Il libro “Priče iz Vukovara” citato dal figlio, uscito postumo nel 1997 e poi ripubblicato più volte, raccoglie racconti e corrispondenze di guerra che Siniša Glavašević è riuscito a inviare via fax prima della caduta della città, accanto a foto private concesse dai suoi parenti.
A 28 anni dalla sua scomparsa, vogliamo ricordarlo traducendo uno stralcio degli ultimi testi che il giornalista ha inviato via fax a Zagabria, il 12 novembre 1991, dal titolo “Priča o gradu ” (Racconto di una città).
“Rinuncio (mi arrendo) a cercare giustizia, verità, rinuncio al tentativo di subordinare la mia vita a degli ideali, rinuncio a tutto ciò che fino a ieri consideravo necessario per un buon inizio, o una buona fine.

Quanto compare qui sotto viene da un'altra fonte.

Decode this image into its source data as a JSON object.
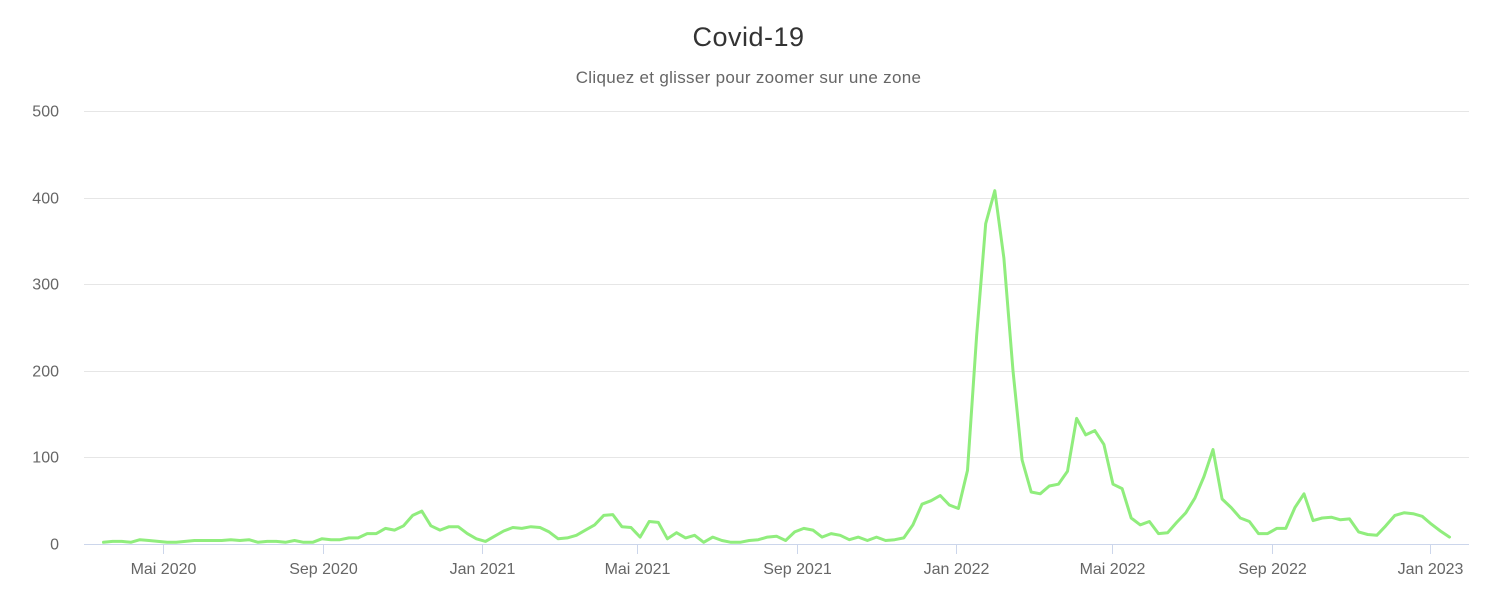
{
  "chart_data": {
    "type": "line",
    "title": "Covid-19",
    "subtitle": "Cliquez et glisser pour zoomer sur une zone",
    "xlabel": "",
    "ylabel": "",
    "ylim": [
      0,
      500
    ],
    "yticks": [
      0,
      100,
      200,
      300,
      400,
      500
    ],
    "xlim": [
      "2020-03-01",
      "2023-01-31"
    ],
    "xticks": [
      {
        "date": "2020-05-01",
        "label": "Mai 2020"
      },
      {
        "date": "2020-09-01",
        "label": "Sep 2020"
      },
      {
        "date": "2021-01-01",
        "label": "Jan 2021"
      },
      {
        "date": "2021-05-01",
        "label": "Mai 2021"
      },
      {
        "date": "2021-09-01",
        "label": "Sep 2021"
      },
      {
        "date": "2022-01-01",
        "label": "Jan 2022"
      },
      {
        "date": "2022-05-01",
        "label": "Mai 2022"
      },
      {
        "date": "2022-09-01",
        "label": "Sep 2022"
      },
      {
        "date": "2023-01-01",
        "label": "Jan 2023"
      }
    ],
    "grid": true,
    "legend": "none",
    "series": [
      {
        "color": "#90ed7d",
        "x": [
          "2020-03-16",
          "2020-03-23",
          "2020-03-30",
          "2020-04-06",
          "2020-04-13",
          "2020-04-20",
          "2020-04-27",
          "2020-05-04",
          "2020-05-11",
          "2020-05-18",
          "2020-05-25",
          "2020-06-01",
          "2020-06-08",
          "2020-06-15",
          "2020-06-22",
          "2020-06-29",
          "2020-07-06",
          "2020-07-13",
          "2020-07-20",
          "2020-07-27",
          "2020-08-03",
          "2020-08-10",
          "2020-08-17",
          "2020-08-24",
          "2020-08-31",
          "2020-09-07",
          "2020-09-14",
          "2020-09-21",
          "2020-09-28",
          "2020-10-05",
          "2020-10-12",
          "2020-10-19",
          "2020-10-26",
          "2020-11-02",
          "2020-11-09",
          "2020-11-16",
          "2020-11-23",
          "2020-11-30",
          "2020-12-07",
          "2020-12-14",
          "2020-12-21",
          "2020-12-28",
          "2021-01-04",
          "2021-01-11",
          "2021-01-18",
          "2021-01-25",
          "2021-02-01",
          "2021-02-08",
          "2021-02-15",
          "2021-02-22",
          "2021-03-01",
          "2021-03-08",
          "2021-03-15",
          "2021-03-22",
          "2021-03-29",
          "2021-04-05",
          "2021-04-12",
          "2021-04-19",
          "2021-04-26",
          "2021-05-03",
          "2021-05-10",
          "2021-05-17",
          "2021-05-24",
          "2021-05-31",
          "2021-06-07",
          "2021-06-14",
          "2021-06-21",
          "2021-06-28",
          "2021-07-05",
          "2021-07-12",
          "2021-07-19",
          "2021-07-26",
          "2021-08-02",
          "2021-08-09",
          "2021-08-16",
          "2021-08-23",
          "2021-08-30",
          "2021-09-06",
          "2021-09-13",
          "2021-09-20",
          "2021-09-27",
          "2021-10-04",
          "2021-10-11",
          "2021-10-18",
          "2021-10-25",
          "2021-11-01",
          "2021-11-08",
          "2021-11-15",
          "2021-11-22",
          "2021-11-29",
          "2021-12-06",
          "2021-12-13",
          "2021-12-20",
          "2021-12-27",
          "2022-01-03",
          "2022-01-10",
          "2022-01-17",
          "2022-01-24",
          "2022-01-31",
          "2022-02-07",
          "2022-02-14",
          "2022-02-21",
          "2022-02-28",
          "2022-03-07",
          "2022-03-14",
          "2022-03-21",
          "2022-03-28",
          "2022-04-04",
          "2022-04-11",
          "2022-04-18",
          "2022-04-25",
          "2022-05-02",
          "2022-05-09",
          "2022-05-16",
          "2022-05-23",
          "2022-05-30",
          "2022-06-06",
          "2022-06-13",
          "2022-06-20",
          "2022-06-27",
          "2022-07-04",
          "2022-07-11",
          "2022-07-18",
          "2022-07-25",
          "2022-08-01",
          "2022-08-08",
          "2022-08-15",
          "2022-08-22",
          "2022-08-29",
          "2022-09-05",
          "2022-09-12",
          "2022-09-19",
          "2022-09-26",
          "2022-10-03",
          "2022-10-10",
          "2022-10-17",
          "2022-10-24",
          "2022-10-31",
          "2022-11-07",
          "2022-11-14",
          "2022-11-21",
          "2022-11-28",
          "2022-12-05",
          "2022-12-12",
          "2022-12-19",
          "2022-12-26",
          "2023-01-02",
          "2023-01-09",
          "2023-01-16"
        ],
        "values": [
          2,
          3,
          3,
          2,
          5,
          4,
          3,
          2,
          2,
          3,
          4,
          4,
          4,
          4,
          5,
          4,
          5,
          2,
          3,
          3,
          2,
          4,
          2,
          2,
          6,
          5,
          5,
          7,
          7,
          12,
          12,
          18,
          16,
          21,
          33,
          38,
          21,
          16,
          20,
          20,
          12,
          6,
          3,
          9,
          15,
          19,
          18,
          20,
          19,
          14,
          6,
          7,
          10,
          16,
          22,
          33,
          34,
          20,
          19,
          8,
          26,
          25,
          6,
          13,
          7,
          10,
          2,
          8,
          4,
          2,
          2,
          4,
          5,
          8,
          9,
          4,
          14,
          18,
          16,
          8,
          12,
          10,
          5,
          8,
          4,
          8,
          4,
          5,
          7,
          22,
          46,
          50,
          56,
          45,
          41,
          85,
          240,
          370,
          408,
          330,
          200,
          97,
          60,
          58,
          67,
          69,
          84,
          145,
          126,
          131,
          115,
          69,
          64,
          30,
          22,
          26,
          12,
          13,
          25,
          36,
          53,
          78,
          109,
          52,
          42,
          30,
          26,
          12,
          12,
          18,
          18,
          42,
          58,
          27,
          30,
          31,
          28,
          29,
          14,
          11,
          10,
          21,
          33,
          36,
          35,
          32,
          23,
          15,
          8
        ]
      }
    ]
  }
}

Probabilmente avrei rinunciato anche a me stesso, ma non posso. Perché, chi resterà se tutti noi rinunciamo a noi stessi e fuggiamo dalla nostra paura? A chi lasciare la città? Chi se ne prenderà cura in mia assenza, mentre cercherò me stesso nei rifiuti di anime umane, mentre da solo perduto barcollerò, vulnerabile e stanco, al caldo, mentre i miei occhi si spalancheranno di fronte alla mia sconfitta personale? Chi si prenderà cura della mia città, dei miei amici, chi porterà Vukovar fuori dall’oscurità…”.